Bref, je vous passe les détails, les tâtonnements, les révisions déchirantes, les abandons en nombre mais nos consommateurs sont devenus des consom'acteurs, puis des acteurs tout courts. Et je fais partie de la nouvelle génération. Mes parents m’ont parlé de leur génération, les milleniums, la génération « Y » aux écouteurs toujours pluggés dans les oreilles. Nous sommes la génération Z comme « Zéro ». Zéro émission de gaz à effet de serre, zéro déchet, zéro pesticide, zéro engrais chimique, zéro pétrole, zéro plastique, zéro gaspillage, zéro spéculation, zéro destruction des écosystèmes. Pas encore zéro bêtise, ne soyons pas angéliques, l’espèce humaine n’a pas muté, toujours le même pourcentage, nous les acceptons - ou les supportons - mais ils n’ont plus le pouvoir.

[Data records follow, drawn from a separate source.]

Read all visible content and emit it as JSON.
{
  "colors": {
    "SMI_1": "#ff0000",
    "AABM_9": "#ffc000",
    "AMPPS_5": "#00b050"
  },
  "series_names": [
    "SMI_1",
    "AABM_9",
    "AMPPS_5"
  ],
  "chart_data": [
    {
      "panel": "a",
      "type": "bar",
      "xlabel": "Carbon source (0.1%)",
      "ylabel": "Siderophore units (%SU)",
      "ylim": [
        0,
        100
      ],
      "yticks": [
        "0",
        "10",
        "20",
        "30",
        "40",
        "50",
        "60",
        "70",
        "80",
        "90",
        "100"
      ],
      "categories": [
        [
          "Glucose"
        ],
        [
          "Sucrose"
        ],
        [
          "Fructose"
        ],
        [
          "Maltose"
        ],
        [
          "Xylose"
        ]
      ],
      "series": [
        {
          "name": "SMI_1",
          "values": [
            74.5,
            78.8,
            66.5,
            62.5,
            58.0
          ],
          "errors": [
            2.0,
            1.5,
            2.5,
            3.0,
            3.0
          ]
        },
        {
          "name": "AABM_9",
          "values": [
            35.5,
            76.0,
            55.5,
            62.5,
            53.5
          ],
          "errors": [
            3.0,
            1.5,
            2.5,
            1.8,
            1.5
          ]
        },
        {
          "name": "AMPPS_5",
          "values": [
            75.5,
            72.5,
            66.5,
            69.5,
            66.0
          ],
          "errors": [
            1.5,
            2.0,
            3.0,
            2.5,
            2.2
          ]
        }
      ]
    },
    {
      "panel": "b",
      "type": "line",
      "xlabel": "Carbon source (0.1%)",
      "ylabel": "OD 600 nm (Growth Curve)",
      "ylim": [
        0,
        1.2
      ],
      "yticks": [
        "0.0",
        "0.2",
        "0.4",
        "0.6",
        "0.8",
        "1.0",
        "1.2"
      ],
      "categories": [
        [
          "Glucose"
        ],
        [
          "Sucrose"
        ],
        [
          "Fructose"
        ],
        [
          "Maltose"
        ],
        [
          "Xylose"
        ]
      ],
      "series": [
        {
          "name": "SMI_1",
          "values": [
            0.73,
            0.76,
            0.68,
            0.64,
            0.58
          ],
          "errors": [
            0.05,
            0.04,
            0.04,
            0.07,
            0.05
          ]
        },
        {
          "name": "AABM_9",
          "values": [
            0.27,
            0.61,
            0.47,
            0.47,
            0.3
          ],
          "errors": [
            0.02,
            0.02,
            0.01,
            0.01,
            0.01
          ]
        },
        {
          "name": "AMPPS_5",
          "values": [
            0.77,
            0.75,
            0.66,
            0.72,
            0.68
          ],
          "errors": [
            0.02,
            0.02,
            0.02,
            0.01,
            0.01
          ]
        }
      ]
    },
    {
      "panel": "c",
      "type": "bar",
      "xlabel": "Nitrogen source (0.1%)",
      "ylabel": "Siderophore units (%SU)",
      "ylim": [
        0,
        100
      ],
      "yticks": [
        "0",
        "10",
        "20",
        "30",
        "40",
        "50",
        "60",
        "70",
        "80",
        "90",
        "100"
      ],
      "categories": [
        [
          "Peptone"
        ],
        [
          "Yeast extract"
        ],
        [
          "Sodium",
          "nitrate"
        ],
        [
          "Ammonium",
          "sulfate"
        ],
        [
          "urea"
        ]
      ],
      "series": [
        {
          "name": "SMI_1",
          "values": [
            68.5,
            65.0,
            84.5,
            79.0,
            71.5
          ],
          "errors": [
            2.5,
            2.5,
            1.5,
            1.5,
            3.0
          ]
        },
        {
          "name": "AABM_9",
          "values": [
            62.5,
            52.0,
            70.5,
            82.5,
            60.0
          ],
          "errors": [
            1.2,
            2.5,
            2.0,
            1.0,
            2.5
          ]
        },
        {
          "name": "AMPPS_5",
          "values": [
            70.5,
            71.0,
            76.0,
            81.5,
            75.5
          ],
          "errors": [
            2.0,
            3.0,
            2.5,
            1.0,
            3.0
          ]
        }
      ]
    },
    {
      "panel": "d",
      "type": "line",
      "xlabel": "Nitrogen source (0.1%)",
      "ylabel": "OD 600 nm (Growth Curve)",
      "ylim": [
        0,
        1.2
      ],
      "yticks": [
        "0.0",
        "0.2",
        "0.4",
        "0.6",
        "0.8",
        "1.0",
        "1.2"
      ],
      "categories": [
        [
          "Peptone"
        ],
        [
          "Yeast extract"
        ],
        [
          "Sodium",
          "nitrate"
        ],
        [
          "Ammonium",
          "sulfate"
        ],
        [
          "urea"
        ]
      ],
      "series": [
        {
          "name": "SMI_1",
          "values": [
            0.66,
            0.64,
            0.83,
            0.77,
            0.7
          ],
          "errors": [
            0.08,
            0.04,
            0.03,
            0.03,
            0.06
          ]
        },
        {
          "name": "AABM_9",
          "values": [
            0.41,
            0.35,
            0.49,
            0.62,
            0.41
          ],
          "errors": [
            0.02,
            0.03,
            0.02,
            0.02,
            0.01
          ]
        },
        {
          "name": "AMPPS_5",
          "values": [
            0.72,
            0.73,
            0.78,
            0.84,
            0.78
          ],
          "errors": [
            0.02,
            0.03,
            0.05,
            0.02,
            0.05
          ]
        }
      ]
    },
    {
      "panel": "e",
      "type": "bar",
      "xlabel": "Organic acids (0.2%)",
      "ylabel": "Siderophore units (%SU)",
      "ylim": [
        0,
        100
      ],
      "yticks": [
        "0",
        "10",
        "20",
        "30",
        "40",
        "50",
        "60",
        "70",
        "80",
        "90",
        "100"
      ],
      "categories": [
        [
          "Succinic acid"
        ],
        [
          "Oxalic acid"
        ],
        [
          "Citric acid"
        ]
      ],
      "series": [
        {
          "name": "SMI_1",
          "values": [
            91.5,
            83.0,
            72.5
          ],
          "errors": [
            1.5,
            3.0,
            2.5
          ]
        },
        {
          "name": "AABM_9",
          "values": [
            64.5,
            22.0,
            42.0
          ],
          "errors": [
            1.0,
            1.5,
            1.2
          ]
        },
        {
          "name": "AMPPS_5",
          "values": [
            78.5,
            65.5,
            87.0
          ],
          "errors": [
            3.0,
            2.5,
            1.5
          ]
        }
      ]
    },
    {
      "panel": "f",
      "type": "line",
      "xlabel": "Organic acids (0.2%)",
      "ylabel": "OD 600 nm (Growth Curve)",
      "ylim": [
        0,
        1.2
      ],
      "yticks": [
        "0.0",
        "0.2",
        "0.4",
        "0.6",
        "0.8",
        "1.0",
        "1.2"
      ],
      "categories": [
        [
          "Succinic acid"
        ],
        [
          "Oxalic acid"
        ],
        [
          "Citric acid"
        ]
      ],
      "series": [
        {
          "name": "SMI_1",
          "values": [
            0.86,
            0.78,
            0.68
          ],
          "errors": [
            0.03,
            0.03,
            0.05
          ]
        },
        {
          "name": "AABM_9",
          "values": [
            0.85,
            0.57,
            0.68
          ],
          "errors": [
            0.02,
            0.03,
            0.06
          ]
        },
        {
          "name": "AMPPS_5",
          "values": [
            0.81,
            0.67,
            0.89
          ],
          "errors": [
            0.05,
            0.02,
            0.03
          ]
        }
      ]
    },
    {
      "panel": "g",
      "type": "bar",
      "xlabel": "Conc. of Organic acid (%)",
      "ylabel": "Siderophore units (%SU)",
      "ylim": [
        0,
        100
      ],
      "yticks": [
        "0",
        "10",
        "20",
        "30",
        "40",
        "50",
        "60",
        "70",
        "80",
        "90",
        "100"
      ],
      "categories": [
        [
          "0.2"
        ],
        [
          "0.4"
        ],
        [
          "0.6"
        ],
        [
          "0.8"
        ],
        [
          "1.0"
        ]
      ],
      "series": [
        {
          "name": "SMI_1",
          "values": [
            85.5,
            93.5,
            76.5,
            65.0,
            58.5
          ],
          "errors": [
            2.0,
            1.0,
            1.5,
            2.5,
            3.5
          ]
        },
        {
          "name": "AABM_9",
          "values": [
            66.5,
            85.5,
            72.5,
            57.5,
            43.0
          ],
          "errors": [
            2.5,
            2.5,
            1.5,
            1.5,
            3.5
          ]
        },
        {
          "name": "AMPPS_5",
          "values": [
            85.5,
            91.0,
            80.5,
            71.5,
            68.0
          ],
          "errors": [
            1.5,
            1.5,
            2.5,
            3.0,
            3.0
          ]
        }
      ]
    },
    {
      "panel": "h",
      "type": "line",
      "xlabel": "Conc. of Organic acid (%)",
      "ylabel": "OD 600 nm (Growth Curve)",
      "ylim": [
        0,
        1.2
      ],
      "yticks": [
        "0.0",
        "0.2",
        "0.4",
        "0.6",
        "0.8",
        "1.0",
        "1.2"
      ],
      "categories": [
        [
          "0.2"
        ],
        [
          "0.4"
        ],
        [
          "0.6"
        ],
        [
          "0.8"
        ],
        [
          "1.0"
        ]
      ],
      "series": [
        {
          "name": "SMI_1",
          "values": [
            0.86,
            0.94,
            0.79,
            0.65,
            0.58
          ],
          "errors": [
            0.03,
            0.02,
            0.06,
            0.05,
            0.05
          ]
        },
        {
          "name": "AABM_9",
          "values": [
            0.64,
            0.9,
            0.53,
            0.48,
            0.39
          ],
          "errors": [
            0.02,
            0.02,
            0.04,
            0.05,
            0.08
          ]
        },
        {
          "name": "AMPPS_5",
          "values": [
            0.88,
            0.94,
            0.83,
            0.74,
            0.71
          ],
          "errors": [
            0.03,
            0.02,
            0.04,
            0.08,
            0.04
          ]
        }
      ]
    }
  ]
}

J’en viens à ma cataravane et pourquoi j’en suis à vous raconter toute cette histoire.

Je suis vraiment fière de ma cataravane et j’espère que vous l’appréciez-vous aussi ! Vous n’en avez sûrement jamais vu des comme ceci. Je pense que vous imaginez qu’elle est le résultat d’une union contre-nature entre une caravane et un catamaran. Vous n’avez pas tort pour l’union. En revanche, vous avez tout faux pour le contre-nature. Ce serait plutôt l’inverse. Ma cataravane, c’est une union naturelle entre la terre et la mer, entre l’argoat et l’armor, entre la mère-terre et la mère-mer. Elle roule. Elle flotte. Elle s’adapte. Elle n’impose rien, aucune lourde infrastructure. Elle suit le changement. Elle nomadise autour du Golfe. Elle s’agrège aux autres embarcations en villages éphémères. Sans laisser de traces ni de déchets. Un jour-là, demain ici. Ma cataravane, c’est une caravane et un catamaran augmentés. Le meilleur des deux mondes que je parcoure pour en soustraire les plastiques et en faire des objets utiles ou des plastikarts à porter ou à caresser. Elle est tellement augmentée qu’elle se permet des facéties que je ne comprends pas toujours, je n’ai pas encore lu le mode d’emploi que m’a laissé Diogène le Sobre Heureux. Je ne suis pas sa pilote, ma cataravane obéit à un programme que je ne contrôle pas. Elle passe d’un temps à l’autre. De 2050 aux années 2020. Vous êtes de sacrés chanceux à regarder à travers les hublots de ma demeure. Vous avez votre avenir devant vous.

Je suis venue vous parler de mon époque, avec mes mots mais aussi ceux de mes amies et amis.

Laissez-moi vous raconter, moi Job la Cataravannière, porte-parole de votre futur monde, celui qui a été sauvé par la Beauté de l’Art.